Les Seins de glace (1974)
Posté le 2009-04-27 06:15:24

En 1972, la firme Lira Films engage Jean-Pierre Mocky pour adapter le roman de Richard Matheson, Les Seins de Glace. "Comme j'étais très copain avec Polanski, raconte le réalisateur, je pensais prendre son interprète de Rosemary's baby, Mia Farrow, qui me paraissait être le personnage des Seins de glace. Autour de cette femme fragile qui tue avec un pic à glace tout homme qui s'approche d'elle, parce qu'elle a été traumatisée dans sa jeunesse, j'avais Alain Delon et Jon Finch, qui venait de jouer dans Frenzy d'Hitchcock" Delon dirigé par Mocky… ce mariage inattendu est annoncé comme tel dans les médias mais ne se fait finalement pas. "Brusquement, un jour, alors que je m'occupais de la mise en place des décors avec le directeur de production, aux studios de la Victorine à Nice, quatre semaines avant le début du tournage, je reçois un coup de téléphone de Delon qui me dit : "Ecoute, j'ai bien réfléchi : c'est Mireille Darc et Michel Duchaussoy." Ce à quoi je réponds : "Alain, j'aime beaucoup Mireille Darc, mais je ne la vois pas dans le rôle." Il me rétorque : "C'est ça ou rien." Et il raccroche."

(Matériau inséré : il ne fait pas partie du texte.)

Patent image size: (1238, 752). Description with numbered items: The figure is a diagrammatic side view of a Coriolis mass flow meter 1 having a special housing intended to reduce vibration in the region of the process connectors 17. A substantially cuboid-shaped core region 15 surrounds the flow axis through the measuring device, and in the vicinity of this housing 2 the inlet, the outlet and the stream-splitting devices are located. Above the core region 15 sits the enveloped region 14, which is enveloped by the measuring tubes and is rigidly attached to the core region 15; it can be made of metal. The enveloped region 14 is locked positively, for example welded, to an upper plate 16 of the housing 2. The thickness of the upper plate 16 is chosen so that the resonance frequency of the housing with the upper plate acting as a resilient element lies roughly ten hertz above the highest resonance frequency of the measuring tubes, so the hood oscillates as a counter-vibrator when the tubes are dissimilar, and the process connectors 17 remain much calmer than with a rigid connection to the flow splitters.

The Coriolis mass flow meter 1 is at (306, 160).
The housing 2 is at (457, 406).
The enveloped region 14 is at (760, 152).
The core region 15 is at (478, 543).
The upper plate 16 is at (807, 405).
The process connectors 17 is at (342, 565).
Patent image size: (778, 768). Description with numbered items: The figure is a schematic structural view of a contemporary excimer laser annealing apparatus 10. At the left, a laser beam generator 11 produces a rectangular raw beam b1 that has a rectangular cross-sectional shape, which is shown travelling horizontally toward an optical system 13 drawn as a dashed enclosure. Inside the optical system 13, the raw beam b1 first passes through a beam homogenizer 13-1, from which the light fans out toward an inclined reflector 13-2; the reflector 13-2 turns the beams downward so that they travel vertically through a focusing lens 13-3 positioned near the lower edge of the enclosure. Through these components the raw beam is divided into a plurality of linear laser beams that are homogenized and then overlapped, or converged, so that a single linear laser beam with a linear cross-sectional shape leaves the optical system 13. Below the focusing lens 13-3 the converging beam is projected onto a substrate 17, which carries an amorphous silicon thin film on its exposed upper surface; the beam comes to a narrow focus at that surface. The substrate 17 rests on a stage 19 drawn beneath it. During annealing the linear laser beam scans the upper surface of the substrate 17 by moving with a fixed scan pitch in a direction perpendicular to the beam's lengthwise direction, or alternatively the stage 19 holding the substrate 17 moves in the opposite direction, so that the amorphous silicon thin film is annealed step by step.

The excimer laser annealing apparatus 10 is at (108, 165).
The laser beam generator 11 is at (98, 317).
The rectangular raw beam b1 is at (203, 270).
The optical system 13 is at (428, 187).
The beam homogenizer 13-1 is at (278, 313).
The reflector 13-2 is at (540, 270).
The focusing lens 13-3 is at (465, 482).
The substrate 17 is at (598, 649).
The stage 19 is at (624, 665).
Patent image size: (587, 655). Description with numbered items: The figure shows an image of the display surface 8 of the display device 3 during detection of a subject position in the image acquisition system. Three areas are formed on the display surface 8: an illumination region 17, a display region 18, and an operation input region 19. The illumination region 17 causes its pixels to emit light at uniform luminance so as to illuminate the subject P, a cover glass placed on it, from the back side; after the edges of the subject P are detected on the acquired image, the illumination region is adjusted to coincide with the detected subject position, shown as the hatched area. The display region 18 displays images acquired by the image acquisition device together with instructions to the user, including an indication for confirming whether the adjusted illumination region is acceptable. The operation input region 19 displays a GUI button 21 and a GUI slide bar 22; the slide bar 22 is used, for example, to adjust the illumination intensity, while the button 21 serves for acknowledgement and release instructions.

L'affaire traîne en longueur. Alain Delon part tourner Les Granges Brûlées de Jean Chapot avec Simone Signoret et Mocky pense un temps interpréter lui-même le rôle de Delon, face à Jane Birkin (Mia Farrow n'étant plus disponible). Mais la star s'entête et rachète les droits du projet au réalisateur, qui financera ainsi Un linceul n'a pas de poches et L'Ibis Rouge. Delon tient à ce que Mireille Darc, qui est alors sa compagne, obtienne le rôle car il considère qu'on l'a cantonnée jusqu'ici aux rôles comiques et que son potentiel dramatique mériterait d'être exploité. Pour son partenaire, il contacte finalement Claude Brasseur. "Un jour, Delon me fait venir d'urgence : "Voilà un scénario. Installe-toi, lis. Après, je t'explique." C'était Les Seins de glace. Il y avait deux rôles masculins dont un, d'avocat, prévu pour durer trois semaines sur douze de tournage. "Alors ? – Je suis un peu jeune pour l'avocat. – L'avocat, c'est moi. Je te propose le rôle principal. Je veux faire ce film pour Mireille et toi. Mais vous n'êtes pas assez connus pour que je le monte financièrement sur vous deux. Ce sera avec nous trois ou pas du tout. Je suis propriétaire des droits."" Pour Brasseur, qui est alors au creux de la vague, c'est une véritable aubaine.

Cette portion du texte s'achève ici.